O Brasil no horizonte: Um dos grandes compositores do tango em sua fase mais áurea é brasileiro: Alfredo Le Pera (1900 - 1935). Paulista, Le Pera foi morar com os pais no Uruguai aos dois anos de idade. Depois, mudou-se para a Argentina, onde trabalhou como jornalista, crítico teatral e tradutor de cartazes e tabletes de filmes mudos da Paramount. Fez o meio de campo com Carlos Gardel quando a produtora de Hollywood queria levá-lo ao cinema e, dali por diante, tornou-se o principal parceiro do grande intérprete, tendo composto, entre outros, os tangos Por una Cabeza, El Día que Me Quieras, Melodía de Arrabal e Mi Buenos Aires Querido.
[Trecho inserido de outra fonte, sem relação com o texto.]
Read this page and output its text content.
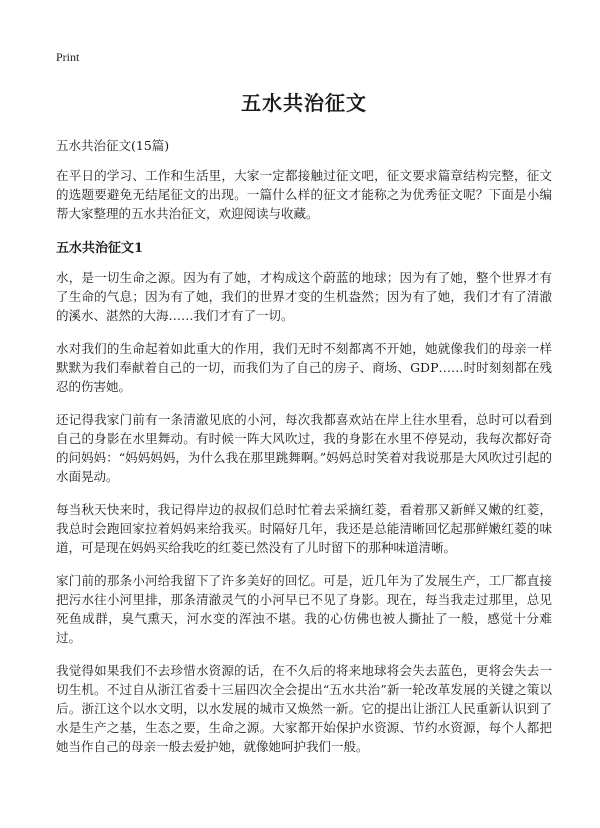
Print
五水共治征文

五水共治征文(15篇)

在平日的学习、工作和生活里，大家一定都接触过征文吧，征文要求篇章结构完整，征文的选题要避免无结尾征文的出现。一篇什么样的征文才能称之为优秀征文呢？下面是小编帮大家整理的五水共治征文，欢迎阅读与收藏。

五水共治征文1

水，是一切生命之源。因为有了她，才构成这个蔚蓝的地球；因为有了她，整个世界才有了生命的气息；因为有了她，我们的世界才变的生机盎然；因为有了她，我们才有了清澈的溪水、湛然的大海……我们才有了一切。

水对我们的生命起着如此重大的作用，我们无时不刻都离不开她，她就像我们的母亲一样默默为我们奉献着自己的一切，而我们为了自己的房子、商场、GDP……时时刻刻都在残忍的伤害她。

还记得我家门前有一条清澈见底的小河，每次我都喜欢站在岸上往水里看，总时可以看到自己的身影在水里舞动。有时候一阵大风吹过，我的身影在水里不停晃动，我每次都好奇的问妈妈：“妈妈妈妈，为什么我在那里跳舞啊。”妈妈总时笑着对我说那是大风吹过引起的水面晃动。

每当秋天快来时，我记得岸边的叔叔们总时忙着去采摘红菱，看着那又新鲜又嫩的红菱，我总时会跑回家拉着妈妈来给我买。时隔好几年，我还是总能清晰回忆起那鲜嫩红菱的味道，可是现在妈妈买给我吃的红菱已然没有了儿时留下的那种味道清晰。

家门前的那条小河给我留下了许多美好的回忆。可是，近几年为了发展生产，工厂都直接把污水往小河里排，那条清澈灵气的小河早已不见了身影。现在，每当我走过那里，总见死鱼成群，臭气熏天，河水变的浑浊不堪。我的心仿佛也被人撕扯了一般，感觉十分难过。

我觉得如果我们不去珍惜水资源的话，在不久后的将来地球将会失去蓝色，更将会失去一切生机。不过自从浙江省委十三届四次全会提出“五水共治”新一轮改革发展的关键之策以后。浙江这个以水文明，以水发展的城市又焕然一新。它的提出让浙江人民重新认识到了水是生产之基，生态之要，生命之源。大家都开始保护水资源、节约水资源，每个人都把她当作自己的母亲一般去爱护她，就像她呵护我们一般。
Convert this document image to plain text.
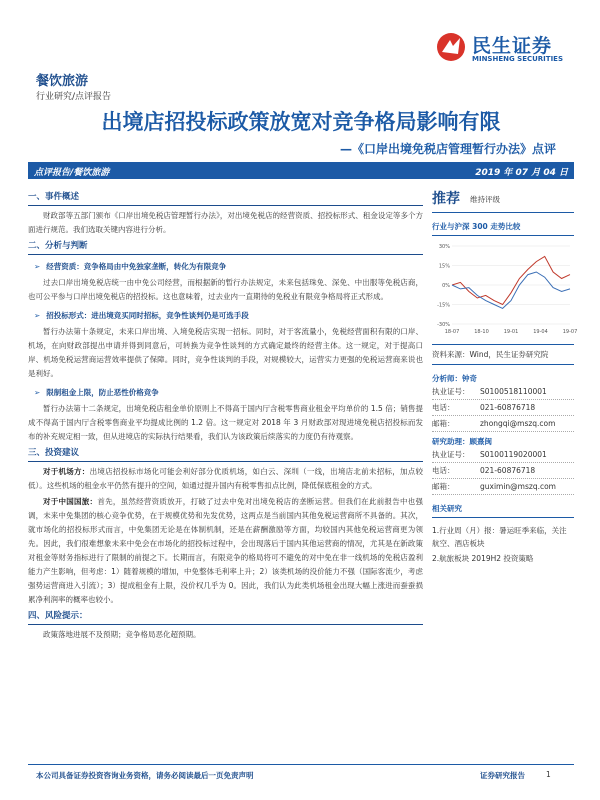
民生证券
MINSHENG SECURITIES
餐饮旅游
行业研究/点评报告
出境店招投标政策放宽对竞争格局影响有限
—《口岸出境免税店管理暂行办法》点评
点评报告/餐饮旅游	2019 年 07 月 04 日
一、事件概述

财政部等五部门颁布《口岸出境免税店管理暂行办法》，对出境免税店的经营资质、招投标形式、租金设定等多个方面进行规范。我们选取关键内容进行分析。

二、分析与判断
➢ 经营资质：竞争格局由中免独家垄断，转化为有限竞争

过去口岸出境免税店统一由中免公司经营，而根据新的暂行办法规定，未来包括珠免、深免、中出服等免税店商，也可公平参与口岸出境免税店的招投标。这也意味着，过去业内一直期待的免税业有限竞争格局将正式形成。

➢ 招投标形式：进出境竞买同时招标，竞争性谈判仍是可选手段

暂行办法第十条规定，未来口岸出境、入境免税店实现一招标。同时，对于客流量小，免税经营面积有限的口岸、机场，在向财政部提出申请并得到同意后，可转换为竞争性谈判的方式确定最终的经营主体。这一规定，对于提高口岸、机场免税运营商运营效率提供了保障。同时，竞争性谈判的手段，对规模较大，运营实力更强的免税运营商来说也是利好。

➢ 限制租金上限，防止恶性价格竞争

暂行办法第十二条规定，出境免税店租金单价原则上不得高于国内厅含税零售商业租金平均单价的 1.5 倍；销售提成不得高于国内厅含税零售商业平均提成比例的 1.2 倍。这一规定对 2018 年 3 月财政部对现进境免税店招投标而发布的补充规定相一致，但从进境店的实际执行结果看，我们认为该政策后续落实的力度仍有待观察。

三、投资建议

对于机场方：出境店招投标市场化可能会利好部分优质机场，如白云、深圳（一线，出境店北前未招标，加点较低）。这些机场的租金水平仍然有提升的空间，如通过提升国内有税零售扣点比例，降低保底租金的方式。

对于中国国旅：首先，虽然经营资质放开，打破了过去中免对出境免税店的垄断运营。但我们在此前报告中也强调，未来中免集团的核心竞争优势，在于规模优势和先发优势，这两点是当前国内其他免税运营商所不具备的。其次，就市场化的招投标形式而言，中免集团无论是在体制机制，还是在薪酬激励等方面，均较国内其他免税运营商更为领先。因此，我们很难想象未来中免会在市场化的招投标过程中，会出现落后于国内其他运营商的情况，尤其是在新政策对租金等财务指标进行了限制的前提之下。长期而言，有限竞争的格局将可不避免的对中免在非一线机场的免税店盈利能力产生影响，但考虑：1）随着规模的增加，中免整体毛利率上升；2）该类机场的没价能力不强（国际客流少，考虑强势运营商进入引流）；3）提成租金有上限，没价权几乎为 0。因此，我们认为此类机场租金出现大幅上涨进而蚕蚕损累净利润率的概率也较小。

四、风险提示：

政策落地进展不及预期；竞争格局恶化超预期。

推荐 维持评级
行业与沪深 300 走势比较
-30%
-15%
0%
15%
30%
18-07	18-10	19-01	19-04	19-07
资料来源：Wind，民生证券研究院
分析师：钟奇
执业证号： S0100518110001
电话：	021-60876718
邮箱：	zhongqi@mszq.com
研究助理：顾熹闽
执业证号： S0100119020001
电话：	021-60876718
邮箱：	guximin@mszq.com
相关研究
1.行业周（月）报：暑运旺季来临，关注航空、酒店板块
2.航旅板块 2019H2 投资策略
本公司具备证券投资咨询业务资格，请务必阅读最后一页免责声明	证券研究报告	1
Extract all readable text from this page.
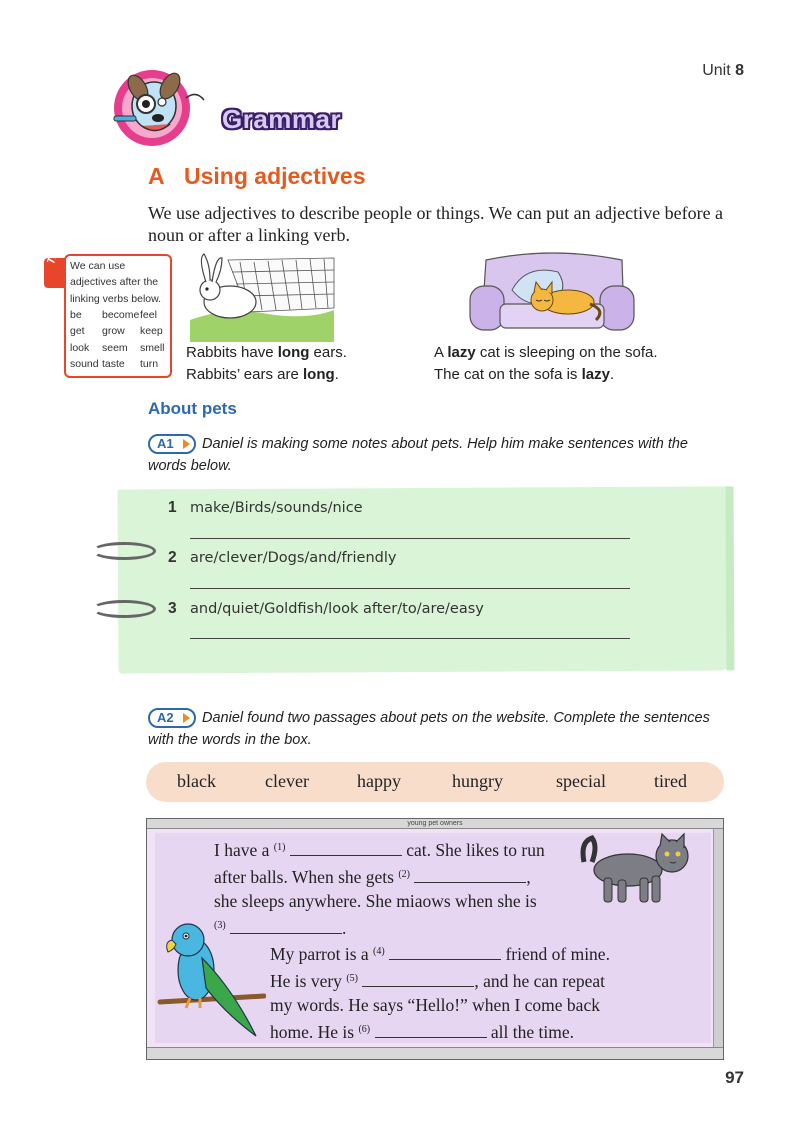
Unit 8
Grammar
A Using adjectives
We use adjectives to describe people or things. We can put an adjective before a noun or after a linking verb.
TIP We can use adjectives after the linking verbs below.
be	become feel
get	grow	keep
look	seem	smell
sound taste	turn
Rabbits have long ears.
Rabbits’ ears are long.
A lazy cat is sleeping on the sofa.
The cat on the sofa is lazy.
About pets
A1	Daniel is making some notes about pets. Help him make sentences with the words below.
1 make/Birds/sounds/nice
2 are/clever/Dogs/and/friendly
3 and/quiet/Goldfish/look after/to/are/easy
A2	Daniel found two passages about pets on the website. Complete the sentences with the words in the box.
black	clever	happy	hungry	special	tired
young pet owners
I have a $^{(1)}$	cat. She likes to run
after balls. When she gets $^{(2)}$	,
she sleeps anywhere. She miaows when she is
$^{(3)}$	.
My parrot is a $^{(4)}$	friend of mine.
He is very $^{(5)}$	, and he can repeat
my words. He says “Hello!” when I come back
home. He is $^{(6)}$	all the time.
97
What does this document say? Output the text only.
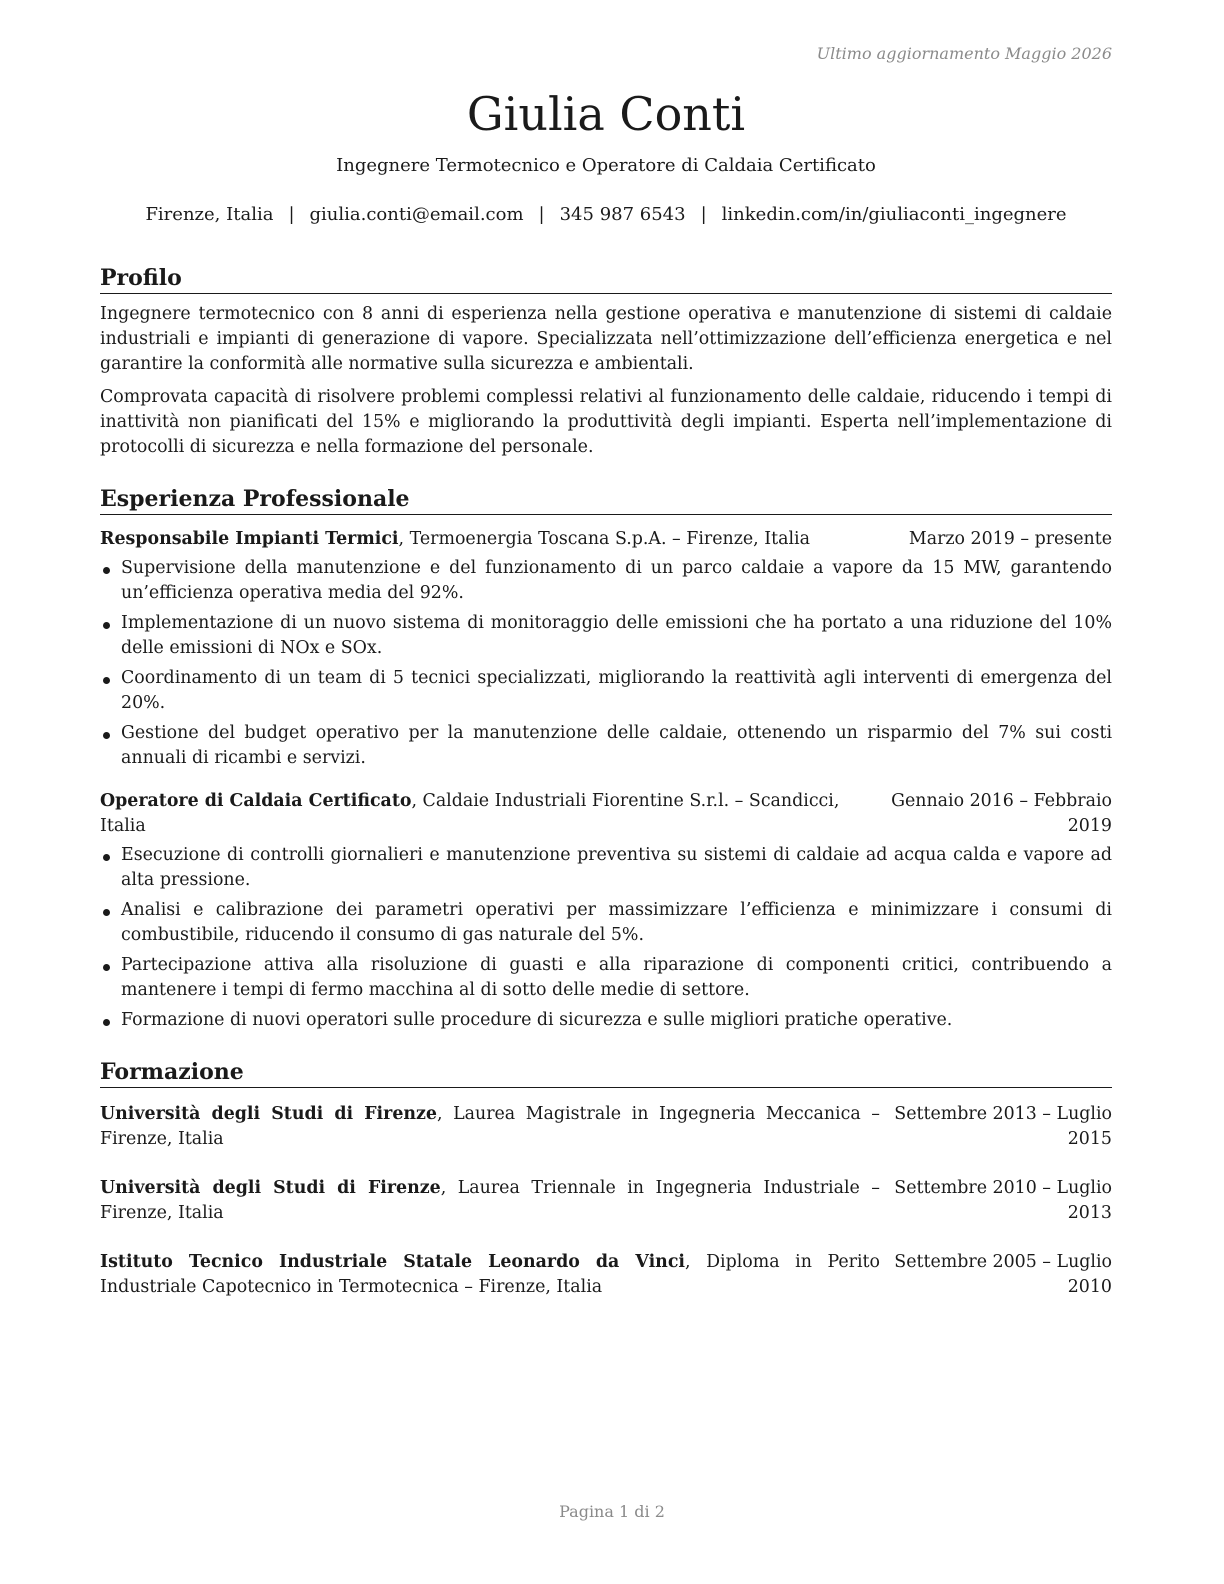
Ultimo aggiornamento Maggio 2026
Giulia Conti
Ingegnere Termotecnico e Operatore di Caldaia Certificato
Firenze, Italia | giulia.conti@email.com | 345 987 6543 | linkedin.com/in/giuliaconti_ingegnere
Profilo

Ingegnere termotecnico con 8 anni di esperienza nella gestione operativa e manutenzione di sistemi di caldaie industriali e impianti di generazione di vapore. Specializzata nell’ottimizzazione dell’efficienza energetica e nel garantire la conformità alle normative sulla sicurezza e ambientali.

Comprovata capacità di risolvere problemi complessi relativi al funzionamento delle caldaie, riducendo i tempi di inattività non pianificati del 15% e migliorando la produttività degli impianti. Esperta nell’implementazione di protocolli di sicurezza e nella formazione del personale.

Esperienza Professionale
Responsabile Impianti Termici, Termoenergia Toscana S.p.A. – Firenze, Italia	Marzo 2019 – presente
Supervisione della manutenzione e del funzionamento di un parco caldaie a vapore da 15 MW, garantendo un’efficienza operativa media del 92%.
Implementazione di un nuovo sistema di monitoraggio delle emissioni che ha portato a una riduzione del 10% delle emissioni di NOx e SOx.
Coordinamento di un team di 5 tecnici specializzati, migliorando la reattività agli interventi di emergenza del 20%.
Gestione del budget operativo per la manutenzione delle caldaie, ottenendo un risparmio del 7% sui costi annuali di ricambi e servizi.
Operatore di Caldaia Certificato, Caldaie Industriali Fiorentine S.r.l. – Scandicci, Italia
Gennaio 2016 – Febbraio 2019
Esecuzione di controlli giornalieri e manutenzione preventiva su sistemi di caldaie ad acqua calda e vapore ad alta pressione.
Analisi e calibrazione dei parametri operativi per massimizzare l’efficienza e minimizzare i consumi di combustibile, riducendo il consumo di gas naturale del 5%.
Partecipazione attiva alla risoluzione di guasti e alla riparazione di componenti critici, contribuendo a mantenere i tempi di fermo macchina al di sotto delle medie di settore.
Formazione di nuovi operatori sulle procedure di sicurezza e sulle migliori pratiche operative.
Formazione
Università degli Studi di Firenze, Laurea Magistrale in Ingegneria Meccanica – Firenze, Italia
Settembre 2013 – Luglio 2015
Università degli Studi di Firenze, Laurea Triennale in Ingegneria Industriale – Firenze, Italia
Settembre 2010 – Luglio 2013
Istituto Tecnico Industriale Statale Leonardo da Vinci, Diploma in Perito Industriale Capotecnico in Termotecnica – Firenze, Italia
Settembre 2005 – Luglio 2010
Pagina 1 di 2
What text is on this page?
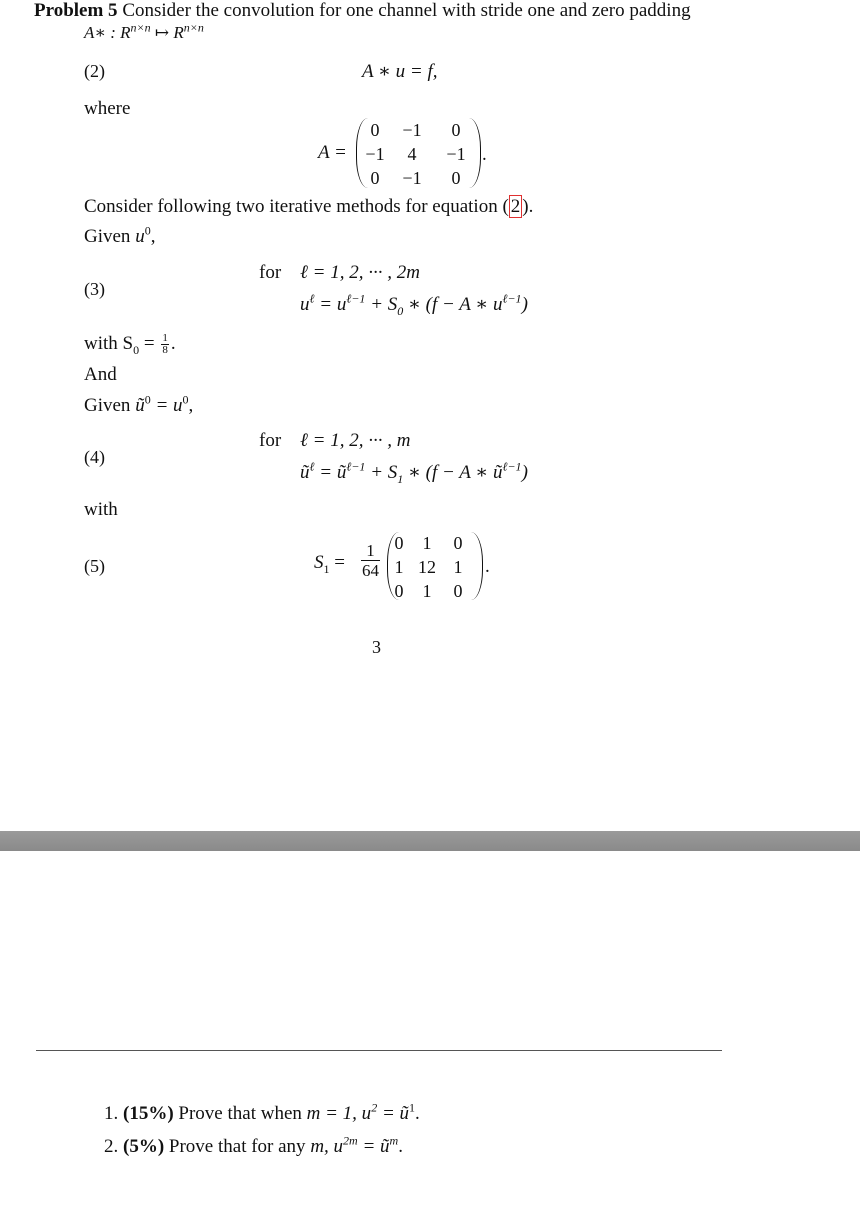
Problem 5 Consider the convolution for one channel with stride one and zero padding
A∗ : $R^{n\times n}$ ↦ $R^{n\times n}$
(2)	A ∗ u = f,
where
A =
0	−1	0
−1	4	−1
0	−1	0
.
Consider following two iterative methods for equation ( 2 ).
Given $u^0$,
(3)
for ℓ = 1, 2, ··· , 2m
$u^\ell = u^{\ell-1} + S_0$ ∗ (f − A ∗ $u^{\ell-1}$)
with $S_0 = \frac{1}{8}$ .
And
Given $ũ^0 = u^0$,
(4)
for ℓ = 1, 2, ··· , m
$ũ^\ell$ = $ũ^{\ell-1} + S_1$ ∗ (f − A ∗ $ũ^{\ell-1}$)
with
(5)	$S_1$ =
1
64
0	1	0
1 12 1
0	1	0
.
3
1. (15%) Prove that when m = 1, $u^2$ = $ũ^1$.
2. (5%) Prove that for any m, $u^{2m}$ = $ũ^m$.
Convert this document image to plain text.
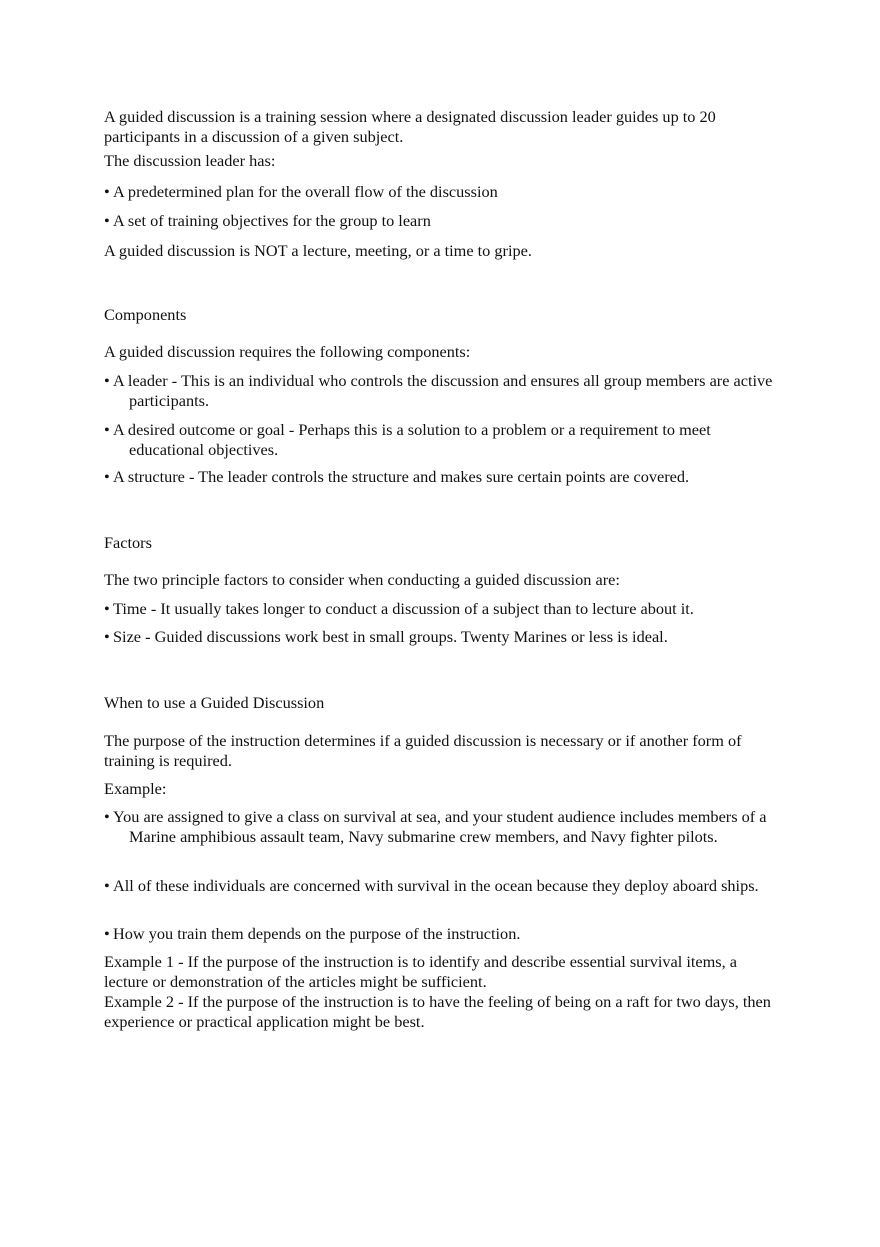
A guided discussion is a training session where a designated discussion leader guides up to 20 participants in a discussion of a given subject.

The discussion leader has:

• A predetermined plan for the overall flow of the discussion

• A set of training objectives for the group to learn

A guided discussion is NOT a lecture, meeting, or a time to gripe.

Components

A guided discussion requires the following components:

• A leader - This is an individual who controls the discussion and ensures all group members are active participants.

• A desired outcome or goal - Perhaps this is a solution to a problem or a requirement to meet educational objectives.

• A structure - The leader controls the structure and makes sure certain points are covered.

Factors

The two principle factors to consider when conducting a guided discussion are:

• Time - It usually takes longer to conduct a discussion of a subject than to lecture about it.

• Size - Guided discussions work best in small groups. Twenty Marines or less is ideal.

When to use a Guided Discussion

The purpose of the instruction determines if a guided discussion is necessary or if another form of training is required.

Example:

• You are assigned to give a class on survival at sea, and your student audience includes members of a Marine amphibious assault team, Navy submarine crew members, and Navy fighter pilots.

• All of these individuals are concerned with survival in the ocean because they deploy aboard ships.

• How you train them depends on the purpose of the instruction.

Example 1 - If the purpose of the instruction is to identify and describe essential survival items, a lecture or demonstration of the articles might be sufficient.

Example 2 - If the purpose of the instruction is to have the feeling of being on a raft for two days, then experience or practical application might be best.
Le Pera morreu junto com Gardel, no mesmo acidente de avião que os vitimou, ainda jovens, no auge da carreira artística.

TOP 10
(alguns ícones da cultura argentina):

1) Um rosto emblemático da cultura pop: Ernesto Che Guevara (1928 - 1967).
2) Uma personagem emblemática da cultura pop: A adolescente Mafalda, criada pelo cartunista Quino.
3) Outros cartunistas geniais de um país cheio de cartunistas geniais: Liniers, Maitena, Carlos Nine.
4) Um fenômeno infanto-juvenil: Violetta, personagem da Disney encarnado por Martina Stoessel
5) Uma diva histórica do teatro e do cinema: Norma Aleandro
6) Uma musa argentina de Pedro Almodóvar: Cecilia Roth
7) Uma musa argentina do cinema francês: A atriz Bérénice Bejo, de O Artista (2011), nasceu em Buenos Aires
8) A "Noiva da América": Libertad Lamarque (1908 - 2000), atriz de melodramas e musicais que foi a Hollywood, espécie de Carmen Miranda argentina
9) Os dois maiores atores argentinos (antes do fenômeno Darín): Federico Luppi e Héctor Alterio
10) Um oscarizável (além dos filmes A História Oficial e O Segredo dos seus Olhos, os dois argentinos vencedores na categoria Melhor Longa Estrangeiro): O compositor Gustavo Santaolalla, ganhador na categoria trilha sonora por O Segredo de Brokeback Mountain (2005) e Babel (2006).